= New Zealand Institute for Advanced Technology =

New Zealand scientific research body

The New Zealand Institute for Advanced Technology (NZIAT) is a proposed scientific research agency that would be responsible for boosting economic development through investment in advanced technologies such as artificial intelligence and quantum computing.

==Functions and responsibilities==
The NZIAT's stated purpose is to connect researchers, industry, and investors to generate research and innovation, strengthen New Zealand's advanced technology sector and promote economic development. The institute will focus on three areas including future magnetic and materials technologies, artificial intelligence and quantum technologies. The NZIAT will be based in Auckland with a network of strategic research investments across the country.
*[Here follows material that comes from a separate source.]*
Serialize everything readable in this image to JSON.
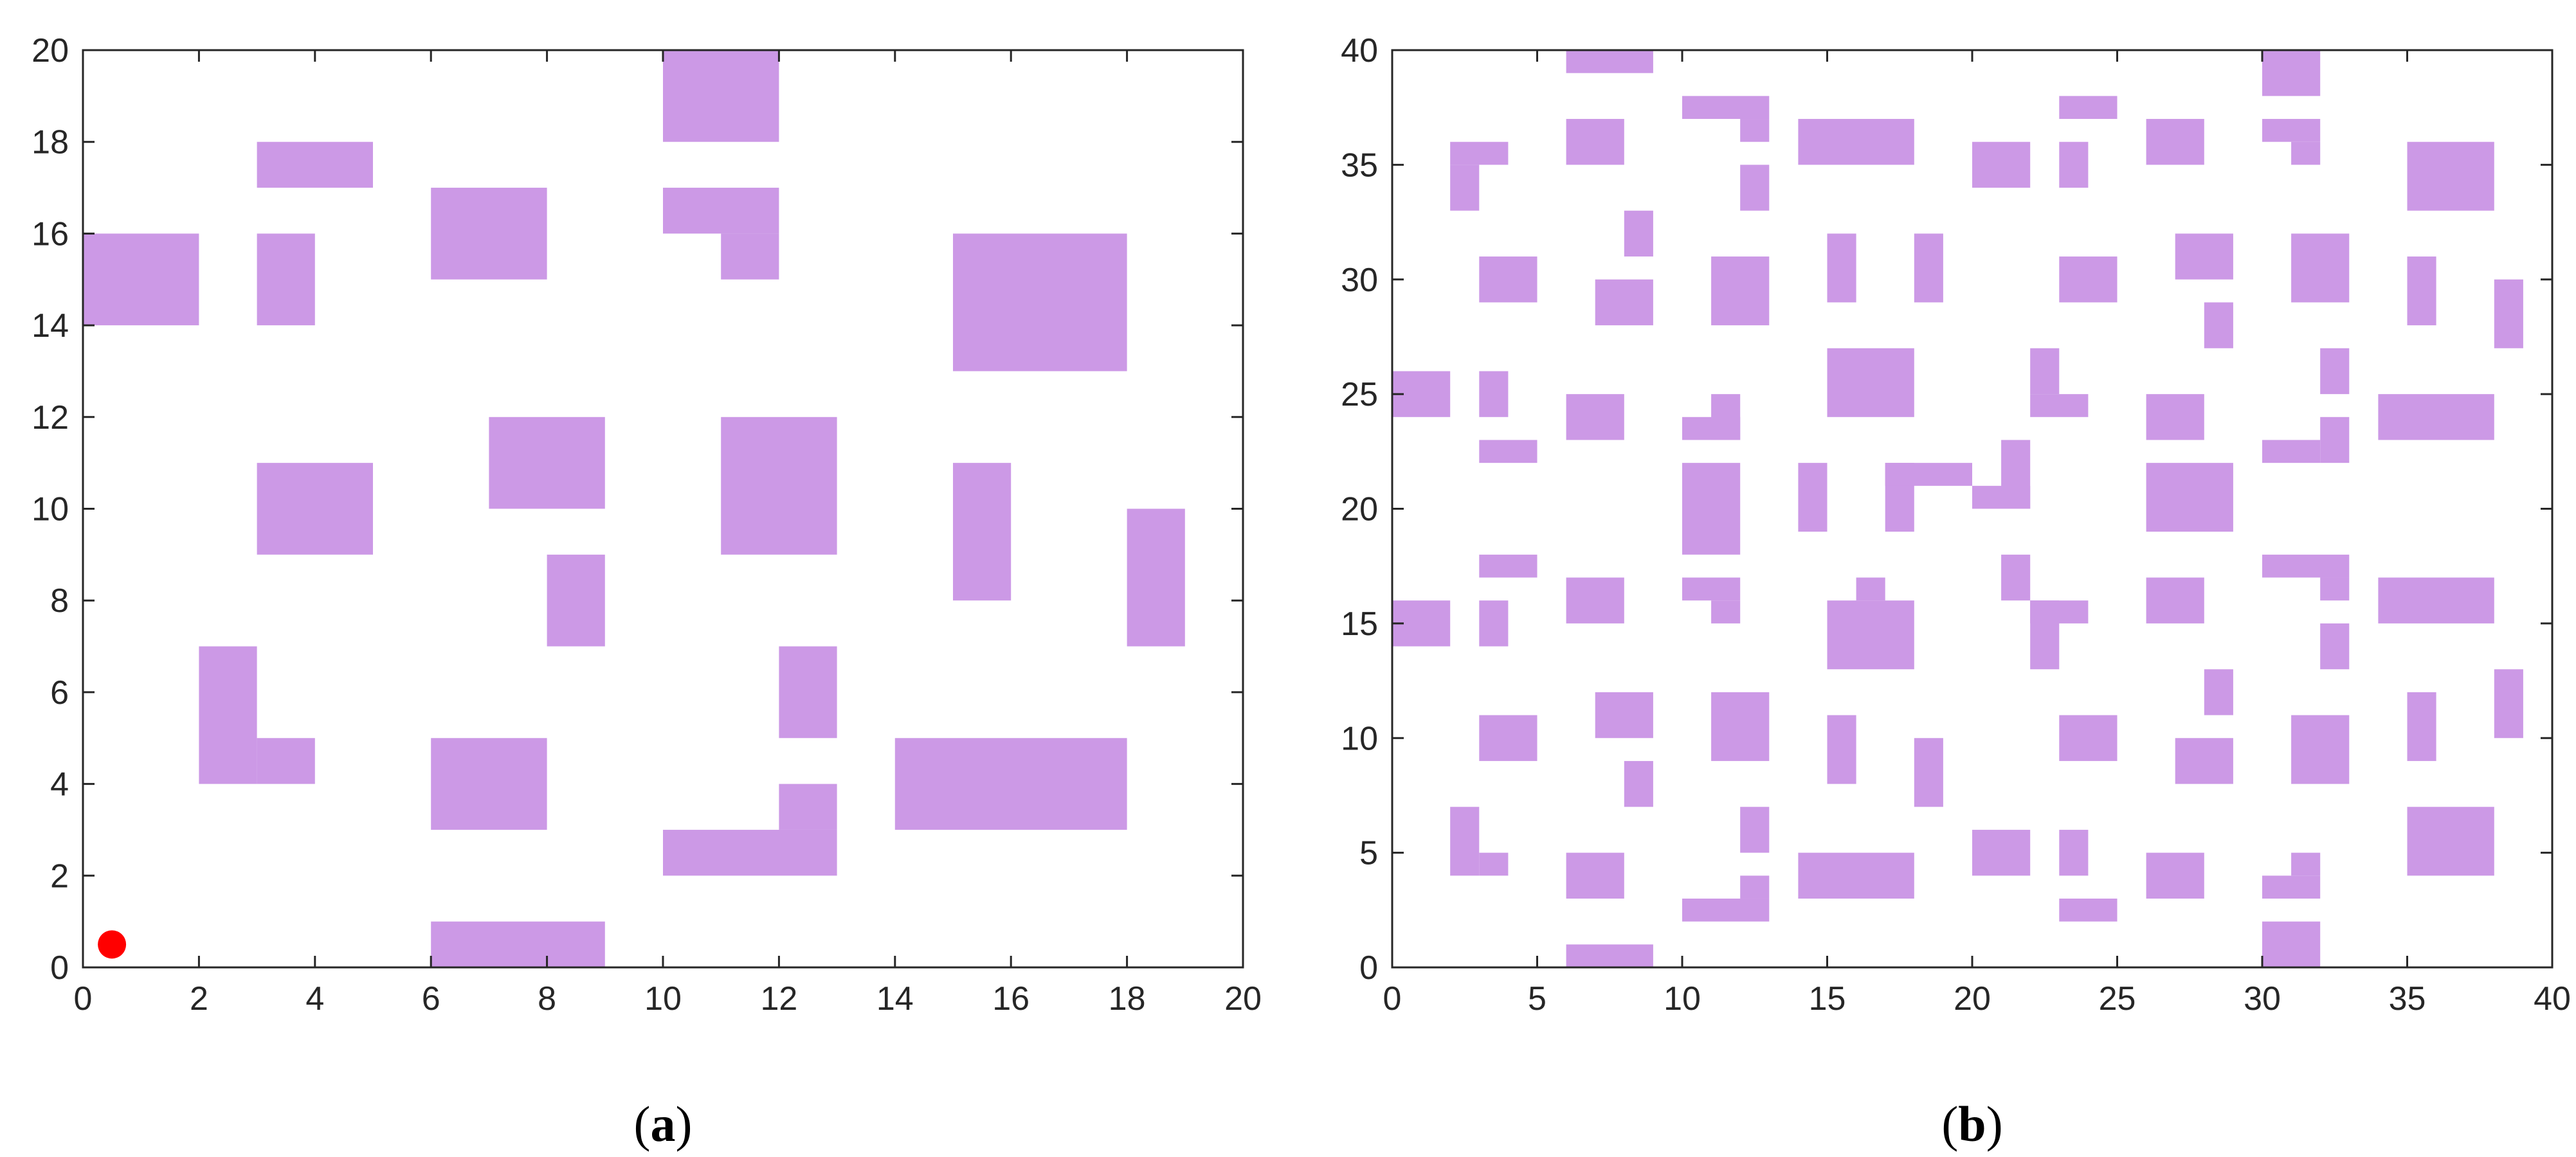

The NZIAT's investment priorities will be guided by the Prime Minister's Science, Innovation and Technology Advisory Council. The institute will also integrate existing government programmes including the Technology Incubator scheme, the New Zealand Product Accelerator, and the HealthTech Activator to facilitate its delivery functions.

===Leadership===
The Institute is headed by a leadership board consisting of establishment chair Stephen O'Connor (the director and deputy chair of New Zealand Growth Capital Partners), University of Auckland surgeon and biomedical engineer Professor Greg O'Grady, University of Auckland physicist Professor Cather Simpson and entrepreneur Arama Kukutai.

==History==
On 18 July 2025, the Science, Innovation and Technology Minister Shane Reti announced that the New Zealand Government would be establishing a new Public Research Organisation called the New Zealand Institute for Advanced Technology to develop and commercialise the country's advanced technology industry particularly the artificial intelligence and quantum computing sector. NZIAT was established as a unit of the Ministry of Business, Innovation and Employment (MBIE) and is expected to become an independent entity by July 2026. During the announcement, Reti announced that the Government would allocate the Institute NZ$231 million worth of funding over the next four years focusing on scientific and technological research and development. The NZIAT's first investment was a research platform hosted by the Paihau—Robinson Research Institute in Wellington focusing on "Future Magnetic and Materials Technologies."

On 10 December 2025, MBIE announced that the NZIAT had received NZ$70 million to develop an artificial intelligence research platform over the next seven years, and $1.35 million to explore a new national quantum technologies research platform.